On en peut faire une autre. Il arrive à cet écrivain si sûr, si muni contre la piperie des mots, de sacrifier plus que de raison à la symétrie de ses dissertations et de nous tromper, si j’ose dire, par l’appareil logique de ses développements[1]. Son goût de la régularité parfaite nous joue ou peut-être lui joue de ces tours. Sa passion lui en joue d’autres, et aussi son goût du paradoxe, par lequel il est d’ailleurs si intéressant. On sait qu’un paradoxe, c’est une vérité, trop vieille ou trop jeune. Vous pensez bien que ceux de M. Brunetière sont surtout des vérités trop vieilles.
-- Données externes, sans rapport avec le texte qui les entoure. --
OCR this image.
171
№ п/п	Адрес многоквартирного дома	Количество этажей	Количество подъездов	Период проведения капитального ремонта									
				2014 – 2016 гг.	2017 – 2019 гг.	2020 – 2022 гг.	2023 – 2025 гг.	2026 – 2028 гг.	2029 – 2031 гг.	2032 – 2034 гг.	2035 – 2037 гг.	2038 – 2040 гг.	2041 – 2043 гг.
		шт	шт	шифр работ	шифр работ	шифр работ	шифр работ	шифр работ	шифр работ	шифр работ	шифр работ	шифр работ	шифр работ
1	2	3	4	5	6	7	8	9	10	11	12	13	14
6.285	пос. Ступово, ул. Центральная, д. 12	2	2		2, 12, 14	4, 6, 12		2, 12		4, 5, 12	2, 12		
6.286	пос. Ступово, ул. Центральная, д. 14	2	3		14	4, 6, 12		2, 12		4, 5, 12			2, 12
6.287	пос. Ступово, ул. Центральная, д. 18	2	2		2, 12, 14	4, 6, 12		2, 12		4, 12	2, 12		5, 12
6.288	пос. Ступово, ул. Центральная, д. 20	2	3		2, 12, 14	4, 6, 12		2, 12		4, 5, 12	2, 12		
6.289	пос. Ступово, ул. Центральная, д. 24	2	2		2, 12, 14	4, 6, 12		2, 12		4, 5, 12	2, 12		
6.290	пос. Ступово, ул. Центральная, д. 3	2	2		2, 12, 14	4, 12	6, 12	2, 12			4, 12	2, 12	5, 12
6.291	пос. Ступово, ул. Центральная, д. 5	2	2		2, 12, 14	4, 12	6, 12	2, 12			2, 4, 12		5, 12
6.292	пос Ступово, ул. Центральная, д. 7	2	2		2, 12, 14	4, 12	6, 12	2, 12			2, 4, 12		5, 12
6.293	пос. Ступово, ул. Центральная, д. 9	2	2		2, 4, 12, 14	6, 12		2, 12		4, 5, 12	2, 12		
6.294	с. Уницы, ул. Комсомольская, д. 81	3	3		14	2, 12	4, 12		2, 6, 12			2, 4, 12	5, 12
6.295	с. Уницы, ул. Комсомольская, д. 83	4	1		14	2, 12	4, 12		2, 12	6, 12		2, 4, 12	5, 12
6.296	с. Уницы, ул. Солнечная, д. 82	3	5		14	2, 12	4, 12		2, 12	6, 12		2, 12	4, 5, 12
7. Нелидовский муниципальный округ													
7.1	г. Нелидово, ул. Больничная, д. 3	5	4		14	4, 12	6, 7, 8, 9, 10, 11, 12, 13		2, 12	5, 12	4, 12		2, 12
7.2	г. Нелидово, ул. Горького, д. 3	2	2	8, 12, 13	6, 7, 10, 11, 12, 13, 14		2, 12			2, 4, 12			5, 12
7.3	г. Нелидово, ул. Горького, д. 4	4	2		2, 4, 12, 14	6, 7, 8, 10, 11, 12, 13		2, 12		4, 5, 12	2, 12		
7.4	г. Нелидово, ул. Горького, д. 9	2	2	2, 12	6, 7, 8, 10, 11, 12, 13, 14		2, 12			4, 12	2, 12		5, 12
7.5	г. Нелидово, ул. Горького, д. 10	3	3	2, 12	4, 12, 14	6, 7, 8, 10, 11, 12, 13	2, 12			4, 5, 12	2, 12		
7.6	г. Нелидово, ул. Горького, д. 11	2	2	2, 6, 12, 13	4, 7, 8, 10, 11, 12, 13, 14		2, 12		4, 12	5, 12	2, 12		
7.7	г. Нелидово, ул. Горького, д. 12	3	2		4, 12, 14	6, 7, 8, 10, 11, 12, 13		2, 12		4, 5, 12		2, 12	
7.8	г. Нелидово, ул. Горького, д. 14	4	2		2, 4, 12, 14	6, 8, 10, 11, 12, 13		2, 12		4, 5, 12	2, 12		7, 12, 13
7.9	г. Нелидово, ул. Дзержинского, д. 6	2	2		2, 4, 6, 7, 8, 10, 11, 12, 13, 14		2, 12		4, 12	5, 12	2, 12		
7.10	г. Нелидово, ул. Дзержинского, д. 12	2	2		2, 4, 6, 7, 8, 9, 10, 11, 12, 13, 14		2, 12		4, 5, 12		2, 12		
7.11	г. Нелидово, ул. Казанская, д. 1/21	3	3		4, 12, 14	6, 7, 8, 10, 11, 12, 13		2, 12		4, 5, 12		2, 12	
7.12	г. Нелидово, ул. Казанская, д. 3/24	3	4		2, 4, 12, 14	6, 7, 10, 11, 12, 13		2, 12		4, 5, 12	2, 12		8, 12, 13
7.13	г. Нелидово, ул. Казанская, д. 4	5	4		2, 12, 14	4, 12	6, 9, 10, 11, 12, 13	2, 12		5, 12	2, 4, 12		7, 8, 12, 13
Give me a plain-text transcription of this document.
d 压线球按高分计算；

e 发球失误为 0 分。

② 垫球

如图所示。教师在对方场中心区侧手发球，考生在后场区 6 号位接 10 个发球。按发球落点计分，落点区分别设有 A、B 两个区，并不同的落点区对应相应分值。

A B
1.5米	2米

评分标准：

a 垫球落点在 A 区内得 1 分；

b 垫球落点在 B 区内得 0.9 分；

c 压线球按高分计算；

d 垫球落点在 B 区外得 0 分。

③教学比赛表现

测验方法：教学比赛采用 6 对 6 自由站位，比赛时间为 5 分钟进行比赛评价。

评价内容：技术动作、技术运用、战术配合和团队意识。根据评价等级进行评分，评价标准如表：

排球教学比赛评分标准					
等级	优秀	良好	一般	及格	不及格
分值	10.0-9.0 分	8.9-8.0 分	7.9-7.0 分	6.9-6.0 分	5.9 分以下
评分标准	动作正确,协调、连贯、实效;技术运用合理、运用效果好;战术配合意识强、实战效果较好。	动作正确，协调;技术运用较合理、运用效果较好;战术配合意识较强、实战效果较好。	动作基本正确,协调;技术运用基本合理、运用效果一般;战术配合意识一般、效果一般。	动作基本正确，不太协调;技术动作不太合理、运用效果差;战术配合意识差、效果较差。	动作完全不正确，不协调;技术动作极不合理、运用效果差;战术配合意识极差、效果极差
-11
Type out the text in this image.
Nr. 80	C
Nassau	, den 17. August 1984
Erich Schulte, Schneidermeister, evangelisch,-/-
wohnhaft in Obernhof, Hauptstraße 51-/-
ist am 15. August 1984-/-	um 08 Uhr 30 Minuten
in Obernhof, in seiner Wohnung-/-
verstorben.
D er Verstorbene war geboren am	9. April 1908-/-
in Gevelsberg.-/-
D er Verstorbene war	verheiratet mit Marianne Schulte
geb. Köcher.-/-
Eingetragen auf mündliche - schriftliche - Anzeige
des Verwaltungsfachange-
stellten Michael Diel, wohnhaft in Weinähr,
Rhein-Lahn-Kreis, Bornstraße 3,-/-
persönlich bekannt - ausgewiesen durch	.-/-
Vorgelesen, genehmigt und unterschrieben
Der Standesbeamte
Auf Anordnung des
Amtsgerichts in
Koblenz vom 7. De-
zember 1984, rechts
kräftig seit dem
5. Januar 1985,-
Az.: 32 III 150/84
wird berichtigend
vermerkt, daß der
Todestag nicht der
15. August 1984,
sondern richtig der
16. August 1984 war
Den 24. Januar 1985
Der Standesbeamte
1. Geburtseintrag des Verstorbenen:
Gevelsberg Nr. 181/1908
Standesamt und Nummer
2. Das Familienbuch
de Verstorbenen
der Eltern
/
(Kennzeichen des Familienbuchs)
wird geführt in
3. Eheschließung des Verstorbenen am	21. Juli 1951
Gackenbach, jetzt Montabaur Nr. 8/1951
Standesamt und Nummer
Or ces vérités, c’est fort bien de les rajeunir, de nous les montrer aussi insolentes et attirantes que des mensonges ; mais il est trop vrai que, dans sa joie triomphante de heurter les opinions courantes, de découvrir la vanité et la vieillerie de bien des nouveautés prétendues, il arrive à ce juge sévère d’abuser des mots

  1. Par exemple, dans l’étude sur Flaubert, M. Brunetière annonce qu’il va nous montrer les procédés de l’auteur de Madame Bovary, « comment il construit la phrase, le paragraphe, le livre tout entier ». En réalité, M. Brunetière ne nous le montre pas : ses remarques ne valent que pour certaines phrases et pour quelques paragraphes.